Home Crime and Courts Trial of former prosecutor set for September

WINDHOEK – The trial of former Windhoek-based public prosecutor Anthony Wilson is scheduled to start in September this year.

Wilson is expected to stand trial alongside Congolese national Kennedy Thiongo Kasume in the Windhoek Regional Court after the prosecutor general decided to prosecute the two on various charges of fraud involving scrapping of charges from the court system. 

During the previous court proceedings, the court had to postpone the trial as Kasume was not available as he had been detained by the Namibian police for another case. According to state prosecutor Fillemon Nyau, arrangements were made to transport Kasume to Windhoek but he did not make it on time for the court proceedings. Kasume is currently on bail on his recent case.

Magistrate Alexis Diegaardt gave a final remand for the trial after it was postponed several times, postponing the matter finally to September 9. 

Wilson and Kasume will be prosecuted on 10 charges of fraud, theft and corruption and the offence of using his office for self-gratification. All charges stem from the time Wilson was employed by the office of the prosecutor general as a public prosecutor stationed at the Windhoek Magistrate’s Court, and Kasume a suspect. 

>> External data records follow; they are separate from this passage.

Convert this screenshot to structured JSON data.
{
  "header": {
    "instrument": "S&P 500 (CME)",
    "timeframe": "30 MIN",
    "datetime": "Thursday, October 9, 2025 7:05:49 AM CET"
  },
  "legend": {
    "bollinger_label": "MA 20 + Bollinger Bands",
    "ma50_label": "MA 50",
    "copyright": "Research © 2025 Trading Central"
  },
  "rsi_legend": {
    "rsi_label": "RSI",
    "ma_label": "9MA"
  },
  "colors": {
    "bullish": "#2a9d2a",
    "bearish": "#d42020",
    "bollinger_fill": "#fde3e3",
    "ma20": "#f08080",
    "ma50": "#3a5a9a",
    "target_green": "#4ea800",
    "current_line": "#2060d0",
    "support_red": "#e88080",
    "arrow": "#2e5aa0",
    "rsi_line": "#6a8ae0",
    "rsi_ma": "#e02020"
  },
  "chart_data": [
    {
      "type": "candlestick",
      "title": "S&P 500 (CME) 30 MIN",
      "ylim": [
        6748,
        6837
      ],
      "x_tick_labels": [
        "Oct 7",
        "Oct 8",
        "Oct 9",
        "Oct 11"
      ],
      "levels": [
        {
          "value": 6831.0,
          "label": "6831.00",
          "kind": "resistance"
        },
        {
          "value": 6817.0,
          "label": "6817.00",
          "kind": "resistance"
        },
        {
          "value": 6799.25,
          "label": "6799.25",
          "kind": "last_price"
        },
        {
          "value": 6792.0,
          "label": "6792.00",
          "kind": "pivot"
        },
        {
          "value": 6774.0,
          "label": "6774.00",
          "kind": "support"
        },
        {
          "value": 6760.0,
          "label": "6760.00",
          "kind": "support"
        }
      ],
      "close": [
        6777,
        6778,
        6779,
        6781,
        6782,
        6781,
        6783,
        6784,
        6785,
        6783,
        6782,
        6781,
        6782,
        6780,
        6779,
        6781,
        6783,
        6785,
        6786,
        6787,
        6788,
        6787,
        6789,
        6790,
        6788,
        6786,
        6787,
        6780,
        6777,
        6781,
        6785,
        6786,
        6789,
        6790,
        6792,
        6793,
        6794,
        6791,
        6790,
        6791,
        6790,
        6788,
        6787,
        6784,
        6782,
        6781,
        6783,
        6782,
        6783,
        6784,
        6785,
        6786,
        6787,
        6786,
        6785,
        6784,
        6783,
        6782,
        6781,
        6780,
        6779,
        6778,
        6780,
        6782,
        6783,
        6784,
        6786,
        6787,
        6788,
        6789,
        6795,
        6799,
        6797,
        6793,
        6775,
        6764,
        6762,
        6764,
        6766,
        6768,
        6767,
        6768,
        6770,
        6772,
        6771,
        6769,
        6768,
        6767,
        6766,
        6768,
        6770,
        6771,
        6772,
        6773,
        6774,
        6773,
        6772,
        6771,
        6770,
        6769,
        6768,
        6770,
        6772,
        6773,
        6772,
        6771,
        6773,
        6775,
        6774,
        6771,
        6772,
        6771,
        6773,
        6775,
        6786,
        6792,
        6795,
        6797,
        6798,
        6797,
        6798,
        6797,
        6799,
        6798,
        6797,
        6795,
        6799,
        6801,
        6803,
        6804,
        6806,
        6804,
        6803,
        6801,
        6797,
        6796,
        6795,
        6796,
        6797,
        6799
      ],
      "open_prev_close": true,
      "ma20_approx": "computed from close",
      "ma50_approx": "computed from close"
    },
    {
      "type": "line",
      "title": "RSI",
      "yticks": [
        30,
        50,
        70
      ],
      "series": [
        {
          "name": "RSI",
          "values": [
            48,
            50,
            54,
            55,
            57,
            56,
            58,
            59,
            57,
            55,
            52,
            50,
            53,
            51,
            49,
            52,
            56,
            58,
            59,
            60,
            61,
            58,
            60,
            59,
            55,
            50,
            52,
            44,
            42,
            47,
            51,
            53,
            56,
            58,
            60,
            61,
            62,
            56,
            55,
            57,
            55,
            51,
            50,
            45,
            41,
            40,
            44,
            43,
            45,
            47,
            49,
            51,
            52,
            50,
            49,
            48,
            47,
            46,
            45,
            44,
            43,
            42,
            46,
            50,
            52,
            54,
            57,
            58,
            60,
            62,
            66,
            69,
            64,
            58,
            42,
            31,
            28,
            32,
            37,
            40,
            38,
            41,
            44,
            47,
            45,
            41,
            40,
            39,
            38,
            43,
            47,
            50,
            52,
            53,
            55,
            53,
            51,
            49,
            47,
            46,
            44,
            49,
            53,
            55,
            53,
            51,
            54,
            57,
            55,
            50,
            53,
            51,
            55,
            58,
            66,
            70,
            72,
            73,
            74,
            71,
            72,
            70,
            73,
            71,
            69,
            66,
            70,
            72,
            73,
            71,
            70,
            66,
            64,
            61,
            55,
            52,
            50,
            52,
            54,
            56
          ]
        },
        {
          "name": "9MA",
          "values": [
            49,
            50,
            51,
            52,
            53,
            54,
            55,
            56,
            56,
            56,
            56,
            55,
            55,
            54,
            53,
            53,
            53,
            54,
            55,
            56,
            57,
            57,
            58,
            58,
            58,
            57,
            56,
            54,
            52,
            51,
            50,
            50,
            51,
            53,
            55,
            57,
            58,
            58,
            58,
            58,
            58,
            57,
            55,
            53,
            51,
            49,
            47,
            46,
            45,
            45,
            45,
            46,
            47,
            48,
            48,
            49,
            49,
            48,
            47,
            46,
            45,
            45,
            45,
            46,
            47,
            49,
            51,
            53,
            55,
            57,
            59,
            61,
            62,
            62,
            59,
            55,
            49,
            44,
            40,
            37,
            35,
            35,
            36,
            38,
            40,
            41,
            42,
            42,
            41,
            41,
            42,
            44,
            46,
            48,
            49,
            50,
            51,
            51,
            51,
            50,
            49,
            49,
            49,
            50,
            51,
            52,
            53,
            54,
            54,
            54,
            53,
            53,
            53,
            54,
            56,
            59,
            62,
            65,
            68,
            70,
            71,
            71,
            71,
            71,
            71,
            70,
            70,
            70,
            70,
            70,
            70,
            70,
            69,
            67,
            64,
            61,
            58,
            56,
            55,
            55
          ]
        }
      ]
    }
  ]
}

The prosecution is alleging that Wilson illegally used his position as a state prosecutor employed by the office of the prosecutor general, and having access to police criminal dockets, stole a charge sheet. Wilson then withdrew criminal charges levelled against Kasume. In pretence, Wilson wrote a letter to Magistrate Vanessa Stanley that the complainant in Kasume’s case had written a letter of withdrawal, stating that he wanted to have the charges against Kasume withdrawn. It is alleged that he did the same thing in the case of Alex Kagasheka, who had opened a case against Kasume. If that was not enough, Wilson enticed the police to release a motor vehicle that was repossessed by the police. 

Using the same pretence Wilson was able to have criminal investigations of theft against Kasume discontinued by having the Namibian police discontinue the docket with reasons that it was a civil matter, and ensured that the odds were in Kasume’s favour.